Dad and I walk past Henry at least once a week, and after we're safely out of earshot, Dad will say something like, "Dude, did you notice anything off about Henry today?" And I'll say something like, "He didn't look as alert and bright-eyed as usual?" Or, "Whoa, I'm not sure I've ever seen Henry looking quite that alert and bright-eyed."

But it's definitely Henry, tucked in there between the gums and teeth of the harlequin, comfortable and settled in, as at home as at his customary post on the kitchen-island stool in the doorway of the storefront.

And at the very same instant that I recognize it's Henry, Dad recognizes that it's Henry. Dad nearly drops me and he blurts out, "Henry!" Henry smiles at Dad from within the gaping mouth of the harlequin, and says to Dad, "You should stop by soon, did you know we have over 500,000 record albums?" Which is more than a little strange because we stroll past Henry at least once a week and of course we know that there are a lot of record albums.

But then again, now it's starting to make sense. Because suppose you asked Henry to calculate the approach asymptote of a certain PHO/A in the b plane, he would rattle it right off. Or better yet, suppose Henry was in the middle of explaining the details of a cam shaft workaround and you interrupted him and asked him to do the calculation, he'd rattle it right off and flow back into the workaround without missing a beat.

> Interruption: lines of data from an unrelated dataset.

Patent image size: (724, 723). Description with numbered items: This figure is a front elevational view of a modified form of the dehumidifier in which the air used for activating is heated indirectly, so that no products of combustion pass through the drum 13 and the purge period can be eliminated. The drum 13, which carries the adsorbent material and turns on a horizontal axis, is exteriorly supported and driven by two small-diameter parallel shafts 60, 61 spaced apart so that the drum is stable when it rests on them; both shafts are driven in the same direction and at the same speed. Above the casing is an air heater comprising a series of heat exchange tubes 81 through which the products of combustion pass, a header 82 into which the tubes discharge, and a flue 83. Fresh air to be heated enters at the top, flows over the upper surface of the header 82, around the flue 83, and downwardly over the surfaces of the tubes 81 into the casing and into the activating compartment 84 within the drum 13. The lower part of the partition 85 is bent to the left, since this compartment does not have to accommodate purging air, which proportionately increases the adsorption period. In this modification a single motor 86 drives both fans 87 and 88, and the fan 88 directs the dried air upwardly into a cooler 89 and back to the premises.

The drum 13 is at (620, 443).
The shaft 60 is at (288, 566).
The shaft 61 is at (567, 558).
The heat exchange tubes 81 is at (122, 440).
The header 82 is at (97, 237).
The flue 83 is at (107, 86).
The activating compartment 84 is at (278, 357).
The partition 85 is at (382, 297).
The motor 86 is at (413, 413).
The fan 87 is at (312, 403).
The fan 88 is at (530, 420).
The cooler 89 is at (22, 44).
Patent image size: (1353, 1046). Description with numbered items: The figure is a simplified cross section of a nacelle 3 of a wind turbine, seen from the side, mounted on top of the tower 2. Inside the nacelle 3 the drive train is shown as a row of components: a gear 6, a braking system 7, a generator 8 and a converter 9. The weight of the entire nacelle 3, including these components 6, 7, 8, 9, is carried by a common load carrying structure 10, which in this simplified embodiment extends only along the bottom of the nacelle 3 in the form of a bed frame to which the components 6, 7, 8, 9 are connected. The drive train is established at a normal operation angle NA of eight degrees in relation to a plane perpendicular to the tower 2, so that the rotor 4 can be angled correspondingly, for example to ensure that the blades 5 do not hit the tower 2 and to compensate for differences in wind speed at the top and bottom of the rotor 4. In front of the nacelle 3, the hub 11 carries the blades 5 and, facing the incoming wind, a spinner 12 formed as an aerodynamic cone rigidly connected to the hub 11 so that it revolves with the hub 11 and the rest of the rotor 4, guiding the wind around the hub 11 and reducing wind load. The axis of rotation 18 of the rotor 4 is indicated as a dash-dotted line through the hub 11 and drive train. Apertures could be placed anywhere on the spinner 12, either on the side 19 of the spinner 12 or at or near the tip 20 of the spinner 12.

You could ask Henry the exact location, on the shelves, of Ashford & Simpson's Gimme Something Real, Warner Bros., 1973, and he would walk you back to the exact location on the shelves while simultaneously calculating the required impactor mass for a given intercept trajectory to deflect a PHO/A given the radial vector of the PHO/A and the time between perturbation of the PHO/A and its predicted Earth collision.

Henry is the harlequin's inquiline. Of course! Now we know where Henry spends his hours when he's not at his customary post. Two words I've been obsessed with have just docked.

Dad says, "What are you doing in there, Henry, coordinating a defense of the planet Earth?" and he gives his signature laugh, Dad does. Needless to say, in the 15 years I've lived with Dad, we've grown close, and have few secrets from each other.

Anyway, after this brief exchange, the harlequin takes its place in line, which to do it executes a maneuver on a massive scale, revolves all the way around, a wide 360-degree turn. The harlequin is so huge that everyone at work on their screenplays must pull their tables toward their bellies—a dreadful screech. The harlequin's gargantuan slobbery open mouth ends up adjacent to my front paws. Now I have a clear view of the other side of the mouth and the space between the opposite gums and rows of teeth.

*

If this were a different kind of story, the screenwriters would see both sides of the mouth, too. They'd see that on one side the mouth Henry is reclining and smiling, between the gums and teeth, bright and alert. And on the other side of the mouth is Sandy, reclining, between the opposite gums and teeth, Sandy with his big bushy beard: Sandy, whom everyone knows. And now the mystery is fully solved: this is where Henry and Sandy go when they close up the store each afternoon and crouch down on their hands and knees to fit their keys into the two locks, the locks at ankle height.

But this is not that kind of story. It's a story about the defense of the planet Earth.